I have a good understanding of what clock speed is, but why does it matter?
For the second question, I was wondering since for example, the new i9-14900K has a base clock speed of 3.2 GHz, whereas my previous desktop CPU, the i7-4790K, had a base clock speed of 4.0 GHz. Why hasn’t this number steadily gone up thought the years?
In: Technology
We are approaching physical limits to how much we can affect clock speed.
It can only operate at the speed of light. Just imagine you have a distance of 10 atoms to travel in a circuit.
This is unrealistically stupid small. Inconcievably tiny.
Now imagine you have a circuit that is 20 atoms to travel. This is still inconceivably small… but it would take *twice* as long still at the speed of light.
Now multiply this concept by *billions* of microscopic components all working together to get from input to output.
Ok with me so far? Now imagine you have those billion components in front of you (at a human scale like a giant warehouse). You have billions of wires with the components as well.
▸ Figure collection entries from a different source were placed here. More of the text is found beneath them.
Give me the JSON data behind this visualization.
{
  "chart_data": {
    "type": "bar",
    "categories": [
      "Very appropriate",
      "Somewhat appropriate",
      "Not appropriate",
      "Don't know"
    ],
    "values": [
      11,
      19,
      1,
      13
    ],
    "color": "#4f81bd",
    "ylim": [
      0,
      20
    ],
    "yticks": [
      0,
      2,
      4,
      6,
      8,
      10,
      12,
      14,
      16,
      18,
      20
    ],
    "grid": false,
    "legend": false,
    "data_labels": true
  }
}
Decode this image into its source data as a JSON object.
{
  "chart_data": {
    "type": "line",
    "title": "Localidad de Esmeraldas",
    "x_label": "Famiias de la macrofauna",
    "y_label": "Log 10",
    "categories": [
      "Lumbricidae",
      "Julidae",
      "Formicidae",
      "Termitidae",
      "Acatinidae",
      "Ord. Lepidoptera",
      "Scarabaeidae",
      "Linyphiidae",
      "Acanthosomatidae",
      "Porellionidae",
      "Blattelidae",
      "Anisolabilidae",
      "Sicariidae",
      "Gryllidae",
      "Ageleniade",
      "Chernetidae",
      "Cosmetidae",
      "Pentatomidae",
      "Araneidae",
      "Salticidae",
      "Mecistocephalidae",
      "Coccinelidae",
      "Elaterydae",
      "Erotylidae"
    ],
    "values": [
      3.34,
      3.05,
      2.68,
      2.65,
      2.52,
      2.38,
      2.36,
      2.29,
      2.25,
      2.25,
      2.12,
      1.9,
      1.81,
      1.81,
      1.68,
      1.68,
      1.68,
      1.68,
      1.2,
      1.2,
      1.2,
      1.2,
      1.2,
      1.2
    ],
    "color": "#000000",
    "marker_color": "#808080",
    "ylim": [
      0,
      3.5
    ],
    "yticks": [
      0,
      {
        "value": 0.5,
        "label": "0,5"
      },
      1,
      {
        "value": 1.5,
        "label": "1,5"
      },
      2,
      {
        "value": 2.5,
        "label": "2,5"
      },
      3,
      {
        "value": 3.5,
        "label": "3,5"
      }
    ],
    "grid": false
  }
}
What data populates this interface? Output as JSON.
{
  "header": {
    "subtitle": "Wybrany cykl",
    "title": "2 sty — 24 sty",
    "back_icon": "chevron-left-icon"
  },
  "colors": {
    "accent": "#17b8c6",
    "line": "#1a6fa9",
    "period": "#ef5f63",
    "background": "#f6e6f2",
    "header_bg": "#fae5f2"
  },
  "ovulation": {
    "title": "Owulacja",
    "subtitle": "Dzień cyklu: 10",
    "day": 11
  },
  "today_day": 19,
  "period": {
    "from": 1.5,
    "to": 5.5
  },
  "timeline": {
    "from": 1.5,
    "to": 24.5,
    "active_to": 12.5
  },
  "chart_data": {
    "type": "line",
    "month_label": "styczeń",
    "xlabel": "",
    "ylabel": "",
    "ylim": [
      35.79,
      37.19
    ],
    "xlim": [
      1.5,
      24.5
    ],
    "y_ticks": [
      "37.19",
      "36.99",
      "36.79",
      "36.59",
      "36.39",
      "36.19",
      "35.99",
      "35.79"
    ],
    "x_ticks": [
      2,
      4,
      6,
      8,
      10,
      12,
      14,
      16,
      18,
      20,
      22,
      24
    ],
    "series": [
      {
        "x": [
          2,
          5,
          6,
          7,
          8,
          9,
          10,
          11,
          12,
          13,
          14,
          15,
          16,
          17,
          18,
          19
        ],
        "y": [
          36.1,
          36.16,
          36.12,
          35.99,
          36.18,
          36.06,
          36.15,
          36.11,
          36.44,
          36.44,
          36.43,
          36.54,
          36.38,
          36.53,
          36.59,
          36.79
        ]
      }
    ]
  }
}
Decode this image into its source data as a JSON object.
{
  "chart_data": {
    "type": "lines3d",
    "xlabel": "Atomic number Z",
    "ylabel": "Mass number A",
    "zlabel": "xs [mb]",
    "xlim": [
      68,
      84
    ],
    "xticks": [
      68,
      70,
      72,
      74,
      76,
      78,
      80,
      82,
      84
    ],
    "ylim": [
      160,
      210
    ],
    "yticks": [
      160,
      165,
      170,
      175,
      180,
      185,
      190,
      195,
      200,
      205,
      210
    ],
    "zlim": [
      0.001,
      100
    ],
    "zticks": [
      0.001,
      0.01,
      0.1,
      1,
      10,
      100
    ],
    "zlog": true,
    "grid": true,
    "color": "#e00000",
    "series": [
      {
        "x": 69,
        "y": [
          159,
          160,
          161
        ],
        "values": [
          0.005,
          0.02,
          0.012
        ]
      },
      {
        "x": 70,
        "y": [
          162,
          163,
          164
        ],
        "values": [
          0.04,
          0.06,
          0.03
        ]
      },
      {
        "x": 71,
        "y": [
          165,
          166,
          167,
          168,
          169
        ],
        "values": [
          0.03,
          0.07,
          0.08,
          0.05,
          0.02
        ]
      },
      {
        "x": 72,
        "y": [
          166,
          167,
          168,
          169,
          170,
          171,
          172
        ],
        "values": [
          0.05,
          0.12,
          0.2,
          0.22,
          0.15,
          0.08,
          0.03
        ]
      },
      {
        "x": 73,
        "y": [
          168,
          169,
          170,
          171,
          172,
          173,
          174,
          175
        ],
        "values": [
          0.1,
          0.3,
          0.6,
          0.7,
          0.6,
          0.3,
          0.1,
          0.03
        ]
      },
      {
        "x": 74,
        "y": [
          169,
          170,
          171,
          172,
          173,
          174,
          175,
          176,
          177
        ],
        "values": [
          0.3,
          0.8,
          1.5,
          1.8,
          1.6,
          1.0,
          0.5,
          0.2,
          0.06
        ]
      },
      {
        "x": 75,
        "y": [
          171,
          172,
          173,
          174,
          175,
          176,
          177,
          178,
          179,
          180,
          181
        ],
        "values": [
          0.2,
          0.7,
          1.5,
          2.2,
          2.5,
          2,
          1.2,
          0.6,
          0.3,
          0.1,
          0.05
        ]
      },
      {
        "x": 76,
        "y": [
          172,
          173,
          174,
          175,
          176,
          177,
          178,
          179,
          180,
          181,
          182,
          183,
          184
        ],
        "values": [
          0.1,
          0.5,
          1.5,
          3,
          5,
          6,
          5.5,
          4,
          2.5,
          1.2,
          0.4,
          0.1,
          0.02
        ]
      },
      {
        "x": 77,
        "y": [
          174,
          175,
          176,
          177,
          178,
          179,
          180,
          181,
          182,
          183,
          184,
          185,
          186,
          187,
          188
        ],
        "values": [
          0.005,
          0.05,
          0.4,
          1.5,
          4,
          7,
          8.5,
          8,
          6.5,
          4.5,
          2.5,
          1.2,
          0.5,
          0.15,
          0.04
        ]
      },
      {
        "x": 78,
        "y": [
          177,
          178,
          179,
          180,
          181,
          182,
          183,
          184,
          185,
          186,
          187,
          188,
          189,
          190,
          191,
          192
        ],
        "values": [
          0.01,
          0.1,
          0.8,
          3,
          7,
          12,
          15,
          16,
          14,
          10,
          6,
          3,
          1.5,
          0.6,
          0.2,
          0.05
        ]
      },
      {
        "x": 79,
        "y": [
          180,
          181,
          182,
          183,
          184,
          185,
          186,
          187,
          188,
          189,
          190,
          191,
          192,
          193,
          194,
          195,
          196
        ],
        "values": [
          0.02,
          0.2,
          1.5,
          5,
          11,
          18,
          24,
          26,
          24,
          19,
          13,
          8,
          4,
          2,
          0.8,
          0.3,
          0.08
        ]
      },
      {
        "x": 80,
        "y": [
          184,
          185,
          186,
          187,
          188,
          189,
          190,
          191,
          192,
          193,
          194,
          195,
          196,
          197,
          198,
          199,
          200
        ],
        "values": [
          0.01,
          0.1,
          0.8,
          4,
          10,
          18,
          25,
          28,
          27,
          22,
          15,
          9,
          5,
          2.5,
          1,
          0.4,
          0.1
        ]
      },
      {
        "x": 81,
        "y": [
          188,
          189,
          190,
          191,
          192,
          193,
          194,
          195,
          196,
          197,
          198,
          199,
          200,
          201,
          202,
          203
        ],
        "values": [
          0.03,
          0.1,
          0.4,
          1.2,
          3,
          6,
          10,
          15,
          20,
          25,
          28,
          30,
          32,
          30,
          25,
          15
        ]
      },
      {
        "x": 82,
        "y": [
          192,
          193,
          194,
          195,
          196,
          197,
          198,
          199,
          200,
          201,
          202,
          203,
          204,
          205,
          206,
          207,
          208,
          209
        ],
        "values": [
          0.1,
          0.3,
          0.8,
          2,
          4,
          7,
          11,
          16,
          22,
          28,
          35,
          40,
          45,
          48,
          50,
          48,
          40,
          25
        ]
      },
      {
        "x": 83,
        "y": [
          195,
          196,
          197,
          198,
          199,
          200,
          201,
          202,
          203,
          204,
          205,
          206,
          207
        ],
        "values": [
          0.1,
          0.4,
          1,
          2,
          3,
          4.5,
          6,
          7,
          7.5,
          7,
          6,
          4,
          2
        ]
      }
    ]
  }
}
Your job is to interconnect all of these components (in order correctly configured) with the shortest possible distance between all of them.
We are at a point where the components can’t really physically get smaller. All that’s left is to arrange them in the most efficient configuration, such that an electronic signal travels a shorter path overall.
This is no easy task, and is why that clock speed number isn’t growing quickly.